Hi all, I'm trying to deal with the restriction module of BioPyhton because I need to create a report of the fragments generated by a double in silico digestion. Briefly, if I digest a .fasta sequence with let's say EcoRI and PstI, I would like to know how many Eco-Pst, Pst-Eco, Eco-Eco and Pst-Pst fragments are generated. Does anybody know how to do it with BioPython?
EDIT
>Sequence
CTAGCGTAATAATAGGTACACTGAATAGTAGTACAGTACGTACAGCTTTTCCTGGGGATC
CTATCGCAATCGCGAATGCGACTTCACGTGAATAGATCTCATTCTGAGCTCCCTTATACG
TTATAGTTCGACTGTGCTTGATACAAAACGTTTTACTGACTATAACGTGGGGGCACGGGA
ATTCAACAGAACTCTCCAAGCTGTCGATTTCTGTATGTTTGAGATTAGATCAGACCTCAC
AAGACTCCCTAAACCATCCAGCCCACTTTATATCCCCTCTTCTCCGCCGGAGGTGAATTC
AATCCGGCACCAAGGGACTGACAATTTAGCGCAGATACGAGGCAGAACACCGGAAAGACC
AGCGGCACTCGCGGGGATCTGGCCCGGTGGGCCCCGGTCCGTGAGCCCGAAGACCCCCTC
CCCGAAGATTGGAGGTGCCAGGCAACTGAGGGAGGTGGCTGTCGACGCGCGCCCGGTGCC
CGGCCGAGATGTGGGGCCTCCCGGACGGGTCGACCAGCAGCCGGCCGGTGCCCCCTCCGT
In this sequence there are 2 EcoRI sites and 4 TaqI sites. I want to know how many fragments Eco-Taq, Eco-Eco, Taq-Eco or Taq-Taq are made by the digestion.
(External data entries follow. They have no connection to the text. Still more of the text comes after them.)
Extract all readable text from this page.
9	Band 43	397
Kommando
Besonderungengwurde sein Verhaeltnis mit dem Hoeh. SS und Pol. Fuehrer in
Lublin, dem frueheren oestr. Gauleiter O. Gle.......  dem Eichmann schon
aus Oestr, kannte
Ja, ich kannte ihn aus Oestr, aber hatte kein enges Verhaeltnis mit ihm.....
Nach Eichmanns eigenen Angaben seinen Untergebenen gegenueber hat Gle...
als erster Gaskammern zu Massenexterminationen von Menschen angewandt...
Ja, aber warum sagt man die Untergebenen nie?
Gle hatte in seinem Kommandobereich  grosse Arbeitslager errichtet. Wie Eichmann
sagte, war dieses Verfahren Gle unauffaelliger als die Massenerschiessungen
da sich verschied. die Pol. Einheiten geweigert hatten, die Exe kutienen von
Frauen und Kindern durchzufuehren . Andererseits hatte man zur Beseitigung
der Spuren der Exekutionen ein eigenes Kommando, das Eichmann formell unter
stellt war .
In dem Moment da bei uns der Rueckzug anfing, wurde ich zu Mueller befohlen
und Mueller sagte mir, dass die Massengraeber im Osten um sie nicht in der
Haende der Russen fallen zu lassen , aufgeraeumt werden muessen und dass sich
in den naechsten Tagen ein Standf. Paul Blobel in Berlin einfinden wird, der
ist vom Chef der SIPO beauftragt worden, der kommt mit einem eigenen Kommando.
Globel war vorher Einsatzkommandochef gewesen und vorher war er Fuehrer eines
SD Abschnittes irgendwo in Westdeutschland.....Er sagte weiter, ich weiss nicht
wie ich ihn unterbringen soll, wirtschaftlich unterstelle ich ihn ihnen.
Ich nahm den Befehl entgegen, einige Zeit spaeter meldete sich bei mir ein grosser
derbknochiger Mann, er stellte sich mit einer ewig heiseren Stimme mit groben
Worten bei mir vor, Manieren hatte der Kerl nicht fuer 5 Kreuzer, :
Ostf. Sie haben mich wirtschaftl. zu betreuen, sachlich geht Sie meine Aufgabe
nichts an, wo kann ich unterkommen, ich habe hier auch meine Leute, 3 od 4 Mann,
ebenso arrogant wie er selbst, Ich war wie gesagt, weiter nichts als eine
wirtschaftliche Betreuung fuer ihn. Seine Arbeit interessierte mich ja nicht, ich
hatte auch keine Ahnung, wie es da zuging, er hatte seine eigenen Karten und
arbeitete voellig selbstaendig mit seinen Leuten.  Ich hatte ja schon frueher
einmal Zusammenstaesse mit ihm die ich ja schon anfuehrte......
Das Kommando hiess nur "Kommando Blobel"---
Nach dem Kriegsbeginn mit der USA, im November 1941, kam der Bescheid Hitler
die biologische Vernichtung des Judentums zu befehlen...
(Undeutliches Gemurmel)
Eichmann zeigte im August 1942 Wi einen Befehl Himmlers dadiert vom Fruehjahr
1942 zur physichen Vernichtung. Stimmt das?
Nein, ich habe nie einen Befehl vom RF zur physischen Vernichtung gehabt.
The answer from ALchEmiXt is something reasonable but I can't undestand the subtraction step: It could be that there are many sites of one enzyme, contigous... how can I deal with that?
Tank you for your help.
this all depends on what your data currently looks like. Edit your question and post a small snippet of the data that you are trying to process.
Basically you generate a list sorted on cut position. To get the fragments just subtract item1 from item2, item2 from item3, and so forth... Since you have different enzymes you need to track which enzyme generated the cut...therefore the use of dictionaries (python I believe) or hashes/arrays....what you prefer, to keep de cut position associated with the enzyme.